Correspondance de Voltaire/1767/Lettre 6731

La bibliothèque libre.
Correspondance : année 1767GarnierŒuvres complètes de Voltaire, tome 45 (p. 96-97).
6731. — À M. LE COMTE D’ARGENTAL.
9 février.

Voici d’abord ce que je réponds à la lettre du 2 de février de mon cher ange. Je le donne en quatre, je le donne en dix, à une âme plus forte que la mienne, logée dans un corps très-faible, âgée de soixante et treize ans, au milieu de cent montagnes de neige, ayant affaire à des pédants et à des prêtres, craignant les choses les plus funestes, assaillie de quatre ou cinq tristes événements à la fois, affublée d’une espèce de petite apoplexie. Je dis que cette âme aurait été pour le moins aussi embarrassée que la mienne : cependant mon âme, encore tout ébouriffée, demande très-tendrement pardon à la vôtre, et elle lui sera toujours soumise.

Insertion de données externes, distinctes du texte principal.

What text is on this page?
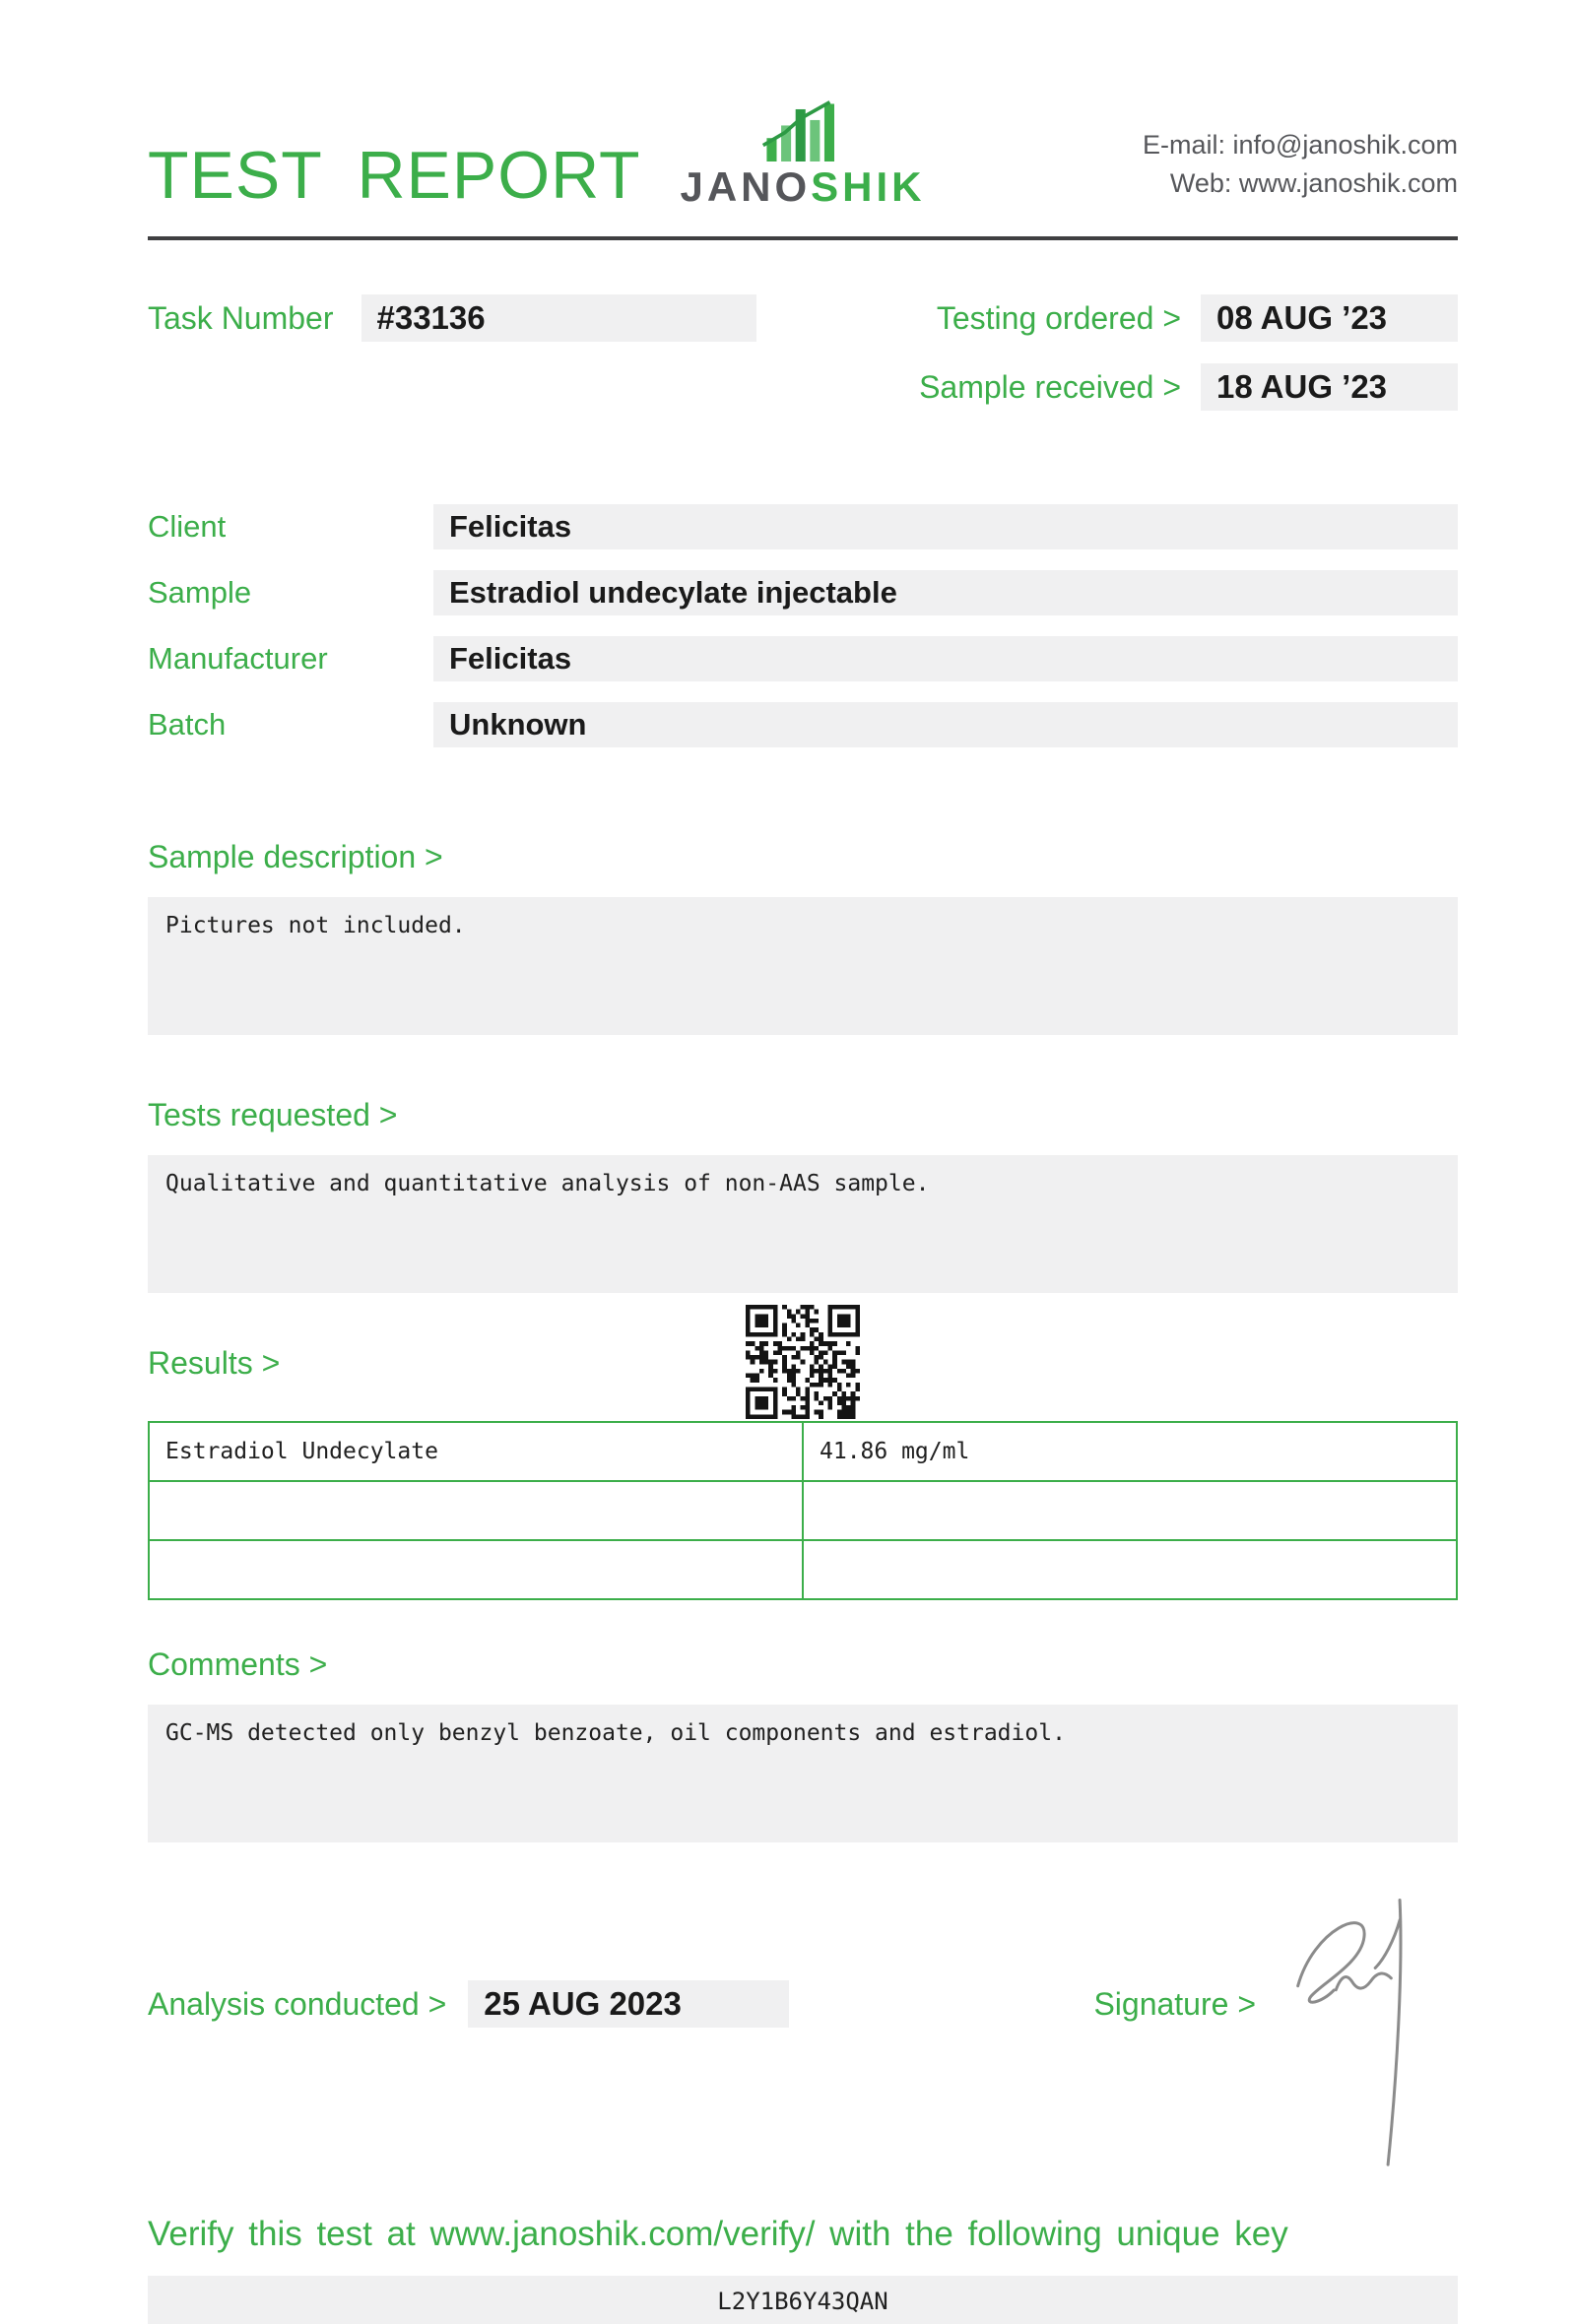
TEST REPORT JANOSHIK
E-mail: info@janoshik.com
Web: www.janoshik.com
Task Number	#33136	Testing ordered >	08 AUG ’23
Sample received >	18 AUG ’23
Client	Felicitas
Sample	Estradiol undecylate injectable
Manufacturer	Felicitas
Batch	Unknown
Sample description >
Pictures not included.
Tests requested >
Qualitative and quantitative analysis of non-AAS sample.
Results >
Estradiol Undecylate	41.86 mg/ml

Comments >
GC-MS detected only benzyl benzoate, oil components and estradiol.
Analysis conducted >	25 AUG 2023	Signature >
Verify this test at www.janoshik.com/verify/ with the following unique key
L2Y1B6Y43QAN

Vous jugez, mon cher ange, de notre pays par le vôtre ; vous vous imaginez, parce que vous avez eu une débâcle, que le mont Jura et les Alpes prennent la loi de la butte Saint-Roch ; vous vous trompez cruellement.

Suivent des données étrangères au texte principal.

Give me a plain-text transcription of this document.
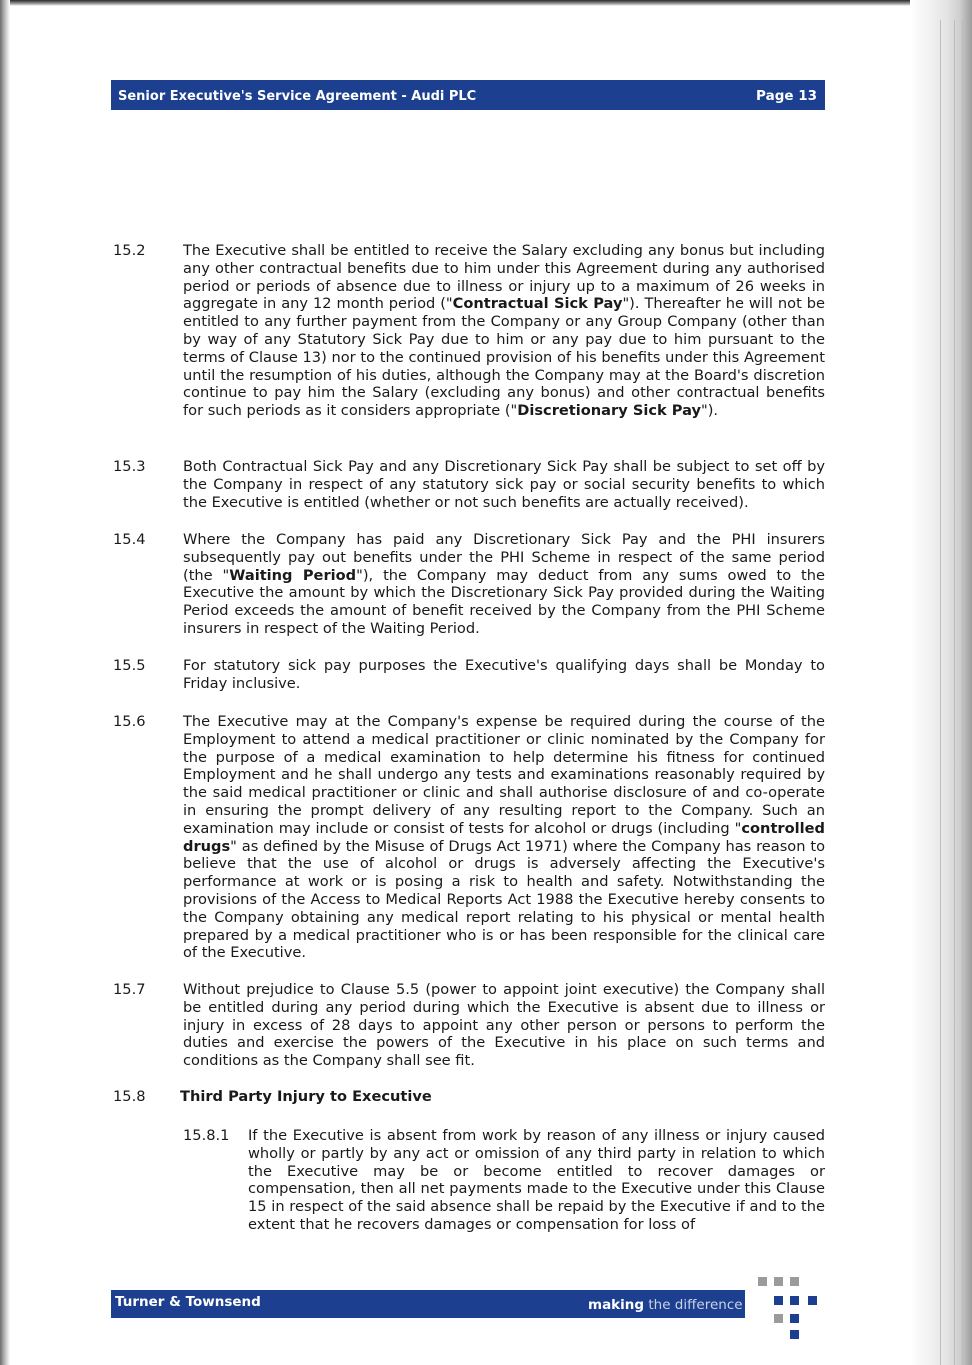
Senior Executive's Service Agreement - Audi PLC	Page 13
15.2	The Executive shall be entitled to receive the Salary excluding any bonus but including any other contractual benefits due to him under this Agreement during any authorised period or periods of absence due to illness or injury up to a maximum of 26 weeks in aggregate in any 12 month period ("Contractual Sick Pay"). Thereafter he will not be entitled to any further payment from the Company or any Group Company (other than by way of any Statutory Sick Pay due to him or any pay due to him pursuant to the terms of Clause 13) nor to the continued provision of his benefits under this Agreement until the resumption of his duties, although the Company may at the Board's discretion continue to pay him the Salary (excluding any bonus) and other contractual benefits for such periods as it considers appropriate ("Discretionary Sick Pay").
15.3	Both Contractual Sick Pay and any Discretionary Sick Pay shall be subject to set off by the Company in respect of any statutory sick pay or social security benefits to which the Executive is entitled (whether or not such benefits are actually received).
15.4	Where the Company has paid any Discretionary Sick Pay and the PHI insurers subsequently pay out benefits under the PHI Scheme in respect of the same period (the "Waiting Period"), the Company may deduct from any sums owed to the Executive the amount by which the Discretionary Sick Pay provided during the Waiting Period exceeds the amount of benefit received by the Company from the PHI Scheme insurers in respect of the Waiting Period.
15.5	For statutory sick pay purposes the Executive's qualifying days shall be Monday to Friday inclusive.
15.6	The Executive may at the Company's expense be required during the course of the Employment to attend a medical practitioner or clinic nominated by the Company for the purpose of a medical examination to help determine his fitness for continued Employment and he shall undergo any tests and examinations reasonably required by the said medical practitioner or clinic and shall authorise disclosure of and co-operate in ensuring the prompt delivery of any resulting report to the Company. Such an examination may include or consist of tests for alcohol or drugs (including "controlled drugs" as defined by the Misuse of Drugs Act 1971) where the Company has reason to believe that the use of alcohol or drugs is adversely affecting the Executive's performance at work or is posing a risk to health and safety. Notwithstanding the provisions of the Access to Medical Reports Act 1988 the Executive hereby consents to the Company obtaining any medical report relating to his physical or mental health prepared by a medical practitioner who is or has been responsible for the clinical care of the Executive.
15.7	Without prejudice to Clause 5.5 (power to appoint joint executive) the Company shall be entitled during any period during which the Executive is absent due to illness or injury in excess of 28 days to appoint any other person or persons to perform the duties and exercise the powers of the Executive in his place on such terms and conditions as the Company shall see fit.
15.8 Third Party Injury to Executive
15.8.1 If the Executive is absent from work by reason of any illness or injury caused wholly or partly by any act or omission of any third party in relation to which the Executive may be or become entitled to recover damages or compensation, then all net payments made to the Executive under this Clause 15 in respect of the said absence shall be repaid by the Executive if and to the extent that he recovers damages or compensation for loss of
Turner & Townsend	making the difference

Je ne dispute pas sur M. le duc de Wurtemberg, mais je souhaite assurément que vous ayez raison ; je ne me suis pas encore aperçu de l’effet de ses beaux arrangements. Il est temps qu’il se corrige de sa manie d’imiter Louis XIV. Mais venons au plus vite aux Scythes.

Voici la dernière leçon. Il ne m’a guère été possible de voir les choses d’un coup d’œil bien juste, dans les horreurs des agitations que j’ai éprouvées. Je joins ici deux exemplaires de cette nouvelle correction, que vous pourrez aisément faire porter sur les anciennes éditions que vous avez, et surtout sur celles envoyées en dernier lieu par M. le duc de Praslin.

Cette scène du père et de la fille est de moitié plus courte qu’elle n’était ; ni Sozame, ni les Scythes, ne se doutent de la résolution d’Obéide, Les imprécations feront toujours un très‑grand effet, à moins qu’elles ne soient ridiculement jouées. Je conviens que ce cinquième acte était extrêmement difficile, mais enfin je crois être parvenu à faire à peu près tout ce que vous vouliez, et j’ose espérer que vous en viendrez à votre honneur. Ce sera à M. de Thibouville à arranger les rôles, les décorations, et les habits avec Lekain ; c’est de toutes les pièces celle qui exige le moins de frais.

Le rôle d’Obéide demande d’autant plus d’art qu’elle pense presque toujours le contraire de ce qu’elle dit. Je ne sais pas comment j’ai pu faire un pareil rôle, qui est tout l’opposé de mon caractère. Je ne dis que trop ce que je pense ; mais je le dis avec tant de plaisir quand je m’étends sur les sentiments qui m’attachent à mes anges, que je ne me corrigerai jamais de ma naïveté.

J’ai oublié, dans mes dernières lettres, de vous dire qu’il était impossible qu’on pût penser à Lekain dans cette édition du Triumvirat. Vous savez qu’on ne fait pas ce qu’on veut des libraires ; et moi, je sais ce que c’est que d’être loin de Paris.

Quant aux affaires de Genève, elles s’arrangeront sans doute, car elles ne sont que ridicules ; elles ne méritent qu’un Lutrin. J’en avais ébauché quelque chose[1] pour vous faire rire, et pour faire rire MM. les ducs de Choiseul et de Praslin ; mais, pendant tout le mois de janvier, je n’ai pas eu envie de rire.

Respect et tendresse.

  1. Voyez lettre 6670 ; et, tome IX, le poëme de la Guerre civile de Genève.